Aku dapat kartu undangan resepsi pernikahan, lucunya aku sama sekali tidak kenal sama yang mengundang, setelah tanya sama teman-teman ternyata pengirim undangan itu salah satu keluarga dari salah satu orang yang saya kenal. Kartu undangannya terbilang mewah ada fotonya calon pengantin yang aku belum pernah melihat wajah mereka berdua.Hari dan tanggal acara resepsi dalam undangan itu bertepatan dengan jadwalku untuk seminggu sekali pulang ke isteri dan anakku yang tinggalnya di luar kota dengan waktu tempuh untuk kendaraan pribadi kurang lebih empat jam tanpa istirahat. Apa yang sebaiknya aku lakukan ?
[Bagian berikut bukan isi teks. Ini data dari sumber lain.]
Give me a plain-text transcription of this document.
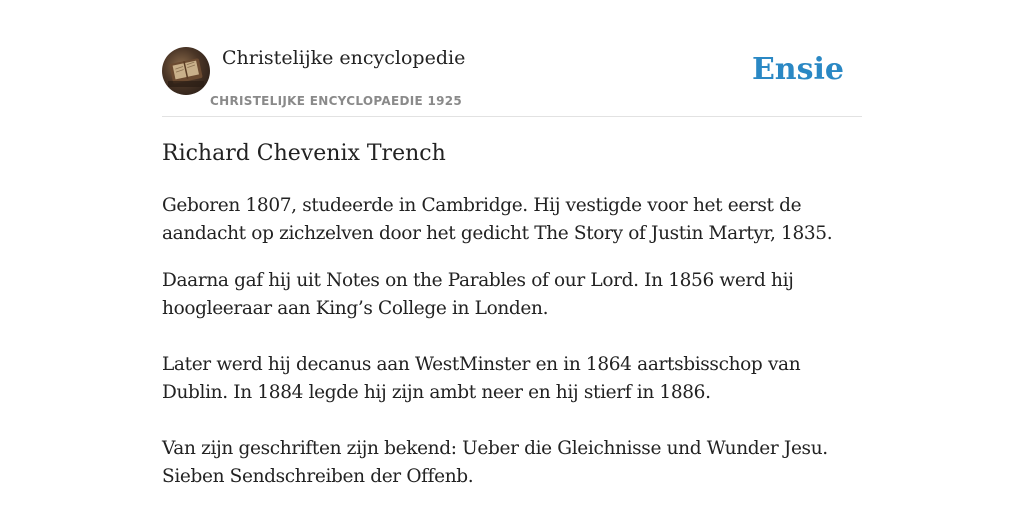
Christelijke encyclopedie
CHRISTELIJKE ENCYCLOPAEDIE 1925
Ensie
Richard Chevenix Trench

Geboren 1807, studeerde in Cambridge. Hij vestigde voor het eerst de aandacht op zichzelven door het gedicht The Story of Justin Martyr, 1835.

Daarna gaf hij uit Notes on the Parables of our Lord. In 1856 werd hij hoogleeraar aan King’s College in Londen.

Later werd hij decanus aan WestMinster en in 1864 aartsbisschop van Dublin. In 1884 legde hij zijn ambt neer en hij stierf in 1886.

Van zijn geschriften zijn bekend: Ueber die Gleichnisse und Wunder Jesu. Sieben Sendschreiben der Offenb.
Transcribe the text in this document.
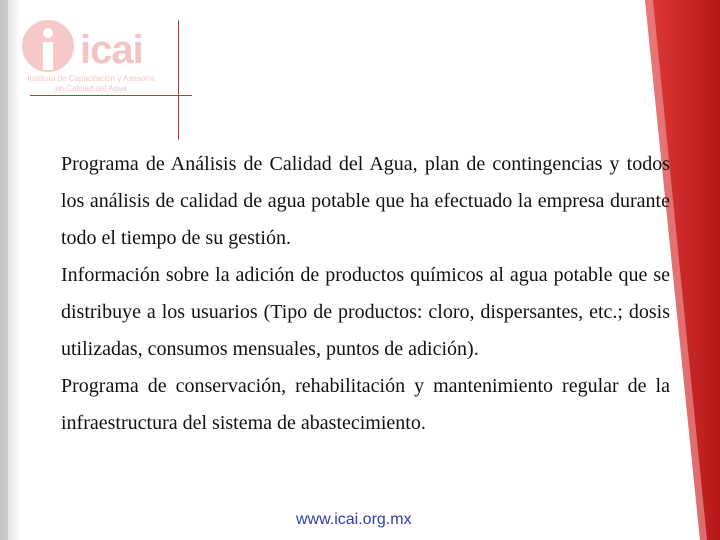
icai
Instituto de Capacitación y Asesoría en Calidad del Agua

Programa de Análisis de Calidad del Agua, plan de contingencias y todos los análisis de calidad de agua potable que ha efectuado la empresa durante todo el tiempo de su gestión.

Información sobre la adición de productos químicos al agua potable que se distribuye a los usuarios (Tipo de productos: cloro, dispersantes, etc.; dosis utilizadas, consumos mensuales, puntos de adición).

Programa de conservación, rehabilitación y mantenimiento regular de la infraestructura del sistema de abastecimiento.

www.icai.org.mx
Konsep kehidupan untuk memandang dunia dan materi biasa-biasa saja tidak berlebihan dengan cara hidup dalam kesederhanaan, menyeimbangkan amalan dunia dan amalan akhirat, bisa menjadi mutiara semangat etika dan moral kehidupan. Ada baiknya ini dikenali dan disadari sejak awal pernikahan dari para calon pengantin untuk kemudian diajarkan dan diteladani anak keturunannya. Dari undangan acara pesta pernikahan yang saya hadiri selama ini , ada fenomena kehidupan sosial yang sedang menjadi tren antara lain kartu undangan dicetak mewah dengan foto calon pengantin, ada souvenir khusus bagi para undangan berupa produk kerajinan (yang kadang tidak ada guna manfaatnya bagi si penerima undangan). Memperhatikan ini saya berpikir, apakah kartu undangan yang mewah dan souvenir yang tidak ada guna manfaatnya itu perlu ? tidak jarang keduanya setelah selesai acara hanya dibuang sembarangan karena tidak ada gunanya lagi buat si penerima undangan. Bisa agak berbeda jika pada kartu undangan itu ditambahkan beberapa lembar halaman yang memuat kalimat-kalimat berupa nasehat bagi kehidupan rumah tangga bahagia yang bersumber dari ajaran agama dan kisah-kisah teladan kehidupan, barangkali ada rasa sayang jika dibuang begitu saja.
Ada terpikirkan, bagaimana jika seandainya pelaksanaan pernikahan itu berjalan sesuai kewajaran namun tidak terlalu merepotkan dan menyibukkan orang lain. Caranya pesta pernikahan sederhana dihadiri kerabat dekat, sedangkan untuk handai taulan lainnya cukup dikirimi pemberitahuan sekaligus permohonan do’a restu bagi kehidupan rumah tangga setelah terlaksananya pernikahan. Kalau tidak mau repot mengirimkan pemberitahuan ke masing-masing alamat handai taulan, bisa saja dinaikkan di salah satu surat kabar harian yang terbitannya bisa menjangkau alamat handai taulan.